The United States and Europe in the Twentieth Century

The United States and Europe in the Twentieth Century PDF Author: David Ryan
Publisher: Routledge
ISBN: 131788390X
Category : History
Languages : en
Pages : 219

Book Description
The relationship between the US and Europe in the 20th century is one of the key considerations in any understanding of international relations/international history during this period. David Ryan first sets the context by looking at the trends and traditions of America’s foreign relations in the 19th century, and then considers the changing nature of America's vision of Europe from 1900 to the present. The book examines America’s response to and involvement in the two World Wars, including the structure of international power after the First World War and American reaction to the rise of Nazi Germany. American/European relations during the Cold War (1945-1970) are discussed, and Ryan considers the contentious debate that America was trying to establish an empire by invitation. Finally, the book looks at the ever-increasing unification of Europe and how this has affected America's role and influence.

Inside the Castle

Inside the Castle PDF Author: Joanna L. Grossman
Publisher: Princeton University Press
ISBN: 1400839777
Category : Law
Languages : en
Pages : 456

Book Description
A comprehensive social history of families and family law in twentieth-century America Inside the Castle is a comprehensive social history of twentieth-century family law in the United States. Joanna Grossman and Lawrence Friedman show how vast, oceanic changes in society have reshaped and reconstituted the American family. Women and children have gained rights and powers, and novel forms of family life have emerged. The family has more or less dissolved into a collection of independent individuals with their own wants, desires, and goals. Modern family law, as always, reflects the brute social and cultural facts of family life. The story of family law in the twentieth century is complex. This was the century that said goodbye to common-law marriage and breach-of-promise lawsuits. This was the century, too, of the sexual revolution and women's liberation, of gay rights and cohabitation. Marriage lost its powerful monopoly over legitimate sexual behavior. Couples who lived together without marriage now had certain rights. Gay marriage became legal in a handful of jurisdictions. By the end of the century, no state still prohibited same-sex behavior.
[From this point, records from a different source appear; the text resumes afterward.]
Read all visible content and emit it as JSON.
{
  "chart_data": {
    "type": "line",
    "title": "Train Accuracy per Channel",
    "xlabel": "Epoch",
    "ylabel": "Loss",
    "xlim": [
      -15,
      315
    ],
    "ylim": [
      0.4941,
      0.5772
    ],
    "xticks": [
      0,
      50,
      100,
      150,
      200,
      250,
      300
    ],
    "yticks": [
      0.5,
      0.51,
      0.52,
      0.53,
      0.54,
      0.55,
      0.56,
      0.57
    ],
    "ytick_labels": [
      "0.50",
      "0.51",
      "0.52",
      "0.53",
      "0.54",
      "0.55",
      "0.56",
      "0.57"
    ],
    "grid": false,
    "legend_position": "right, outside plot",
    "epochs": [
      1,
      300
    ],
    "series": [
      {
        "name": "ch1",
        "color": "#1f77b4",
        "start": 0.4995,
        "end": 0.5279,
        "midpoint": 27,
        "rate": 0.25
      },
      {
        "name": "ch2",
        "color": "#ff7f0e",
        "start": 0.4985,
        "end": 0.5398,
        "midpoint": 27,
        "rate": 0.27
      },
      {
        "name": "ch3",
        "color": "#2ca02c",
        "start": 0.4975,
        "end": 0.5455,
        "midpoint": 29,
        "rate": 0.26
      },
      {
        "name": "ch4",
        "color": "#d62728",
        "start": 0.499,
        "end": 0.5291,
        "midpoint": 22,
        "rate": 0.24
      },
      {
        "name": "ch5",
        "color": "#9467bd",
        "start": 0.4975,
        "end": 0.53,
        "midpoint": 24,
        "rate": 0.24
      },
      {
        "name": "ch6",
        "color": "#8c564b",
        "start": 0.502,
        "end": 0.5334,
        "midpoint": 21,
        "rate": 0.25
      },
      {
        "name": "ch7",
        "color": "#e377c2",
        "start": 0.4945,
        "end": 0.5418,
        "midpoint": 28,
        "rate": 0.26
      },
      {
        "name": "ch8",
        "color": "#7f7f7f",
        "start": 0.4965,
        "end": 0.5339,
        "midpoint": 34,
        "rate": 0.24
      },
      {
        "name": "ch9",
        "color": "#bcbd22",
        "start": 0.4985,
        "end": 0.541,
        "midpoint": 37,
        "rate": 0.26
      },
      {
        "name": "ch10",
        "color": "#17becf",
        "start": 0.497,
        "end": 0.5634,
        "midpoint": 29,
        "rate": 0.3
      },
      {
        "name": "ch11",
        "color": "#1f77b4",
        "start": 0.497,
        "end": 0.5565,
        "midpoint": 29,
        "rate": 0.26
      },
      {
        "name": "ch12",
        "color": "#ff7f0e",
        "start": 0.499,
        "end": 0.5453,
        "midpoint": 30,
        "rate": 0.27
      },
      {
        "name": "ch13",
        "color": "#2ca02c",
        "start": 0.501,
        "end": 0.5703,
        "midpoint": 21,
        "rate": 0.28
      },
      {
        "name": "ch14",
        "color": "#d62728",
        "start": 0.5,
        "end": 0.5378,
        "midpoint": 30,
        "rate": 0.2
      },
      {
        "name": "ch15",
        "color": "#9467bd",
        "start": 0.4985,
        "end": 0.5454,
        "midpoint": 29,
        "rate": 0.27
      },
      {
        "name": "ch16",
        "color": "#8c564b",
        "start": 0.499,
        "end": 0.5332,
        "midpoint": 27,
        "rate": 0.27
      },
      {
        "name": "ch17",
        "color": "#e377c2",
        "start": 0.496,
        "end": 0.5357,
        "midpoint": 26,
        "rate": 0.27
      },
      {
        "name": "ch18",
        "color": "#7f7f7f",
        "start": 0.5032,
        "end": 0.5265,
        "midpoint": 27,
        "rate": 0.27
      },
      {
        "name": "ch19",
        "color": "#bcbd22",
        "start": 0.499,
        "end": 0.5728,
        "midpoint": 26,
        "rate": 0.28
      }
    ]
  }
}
Children in many states could legally have two mothers or two fathers. No-fault divorce became cheap and easy. And illegitimacy lost most of its social and legal stigma. These changes were not smooth or linear—all met with resistance and provoked a certain amount of backlash. Families took many forms, some of them new and different, and though buffeted by the winds of change, the family persisted as a central institution in society. Inside the Castle tells the story of that institution, exploring the ways in which law tried to penetrate and control this most mysterious realm of personal life.

America Revised

America Revised PDF Author: Frances FitzGerald
Publisher: Vintage
ISBN:
Category : Education
Languages : en
Pages : 258

Book Description
"Almost all of the book appeared initially in the New Yorker." Bibliography: p. [227]-240.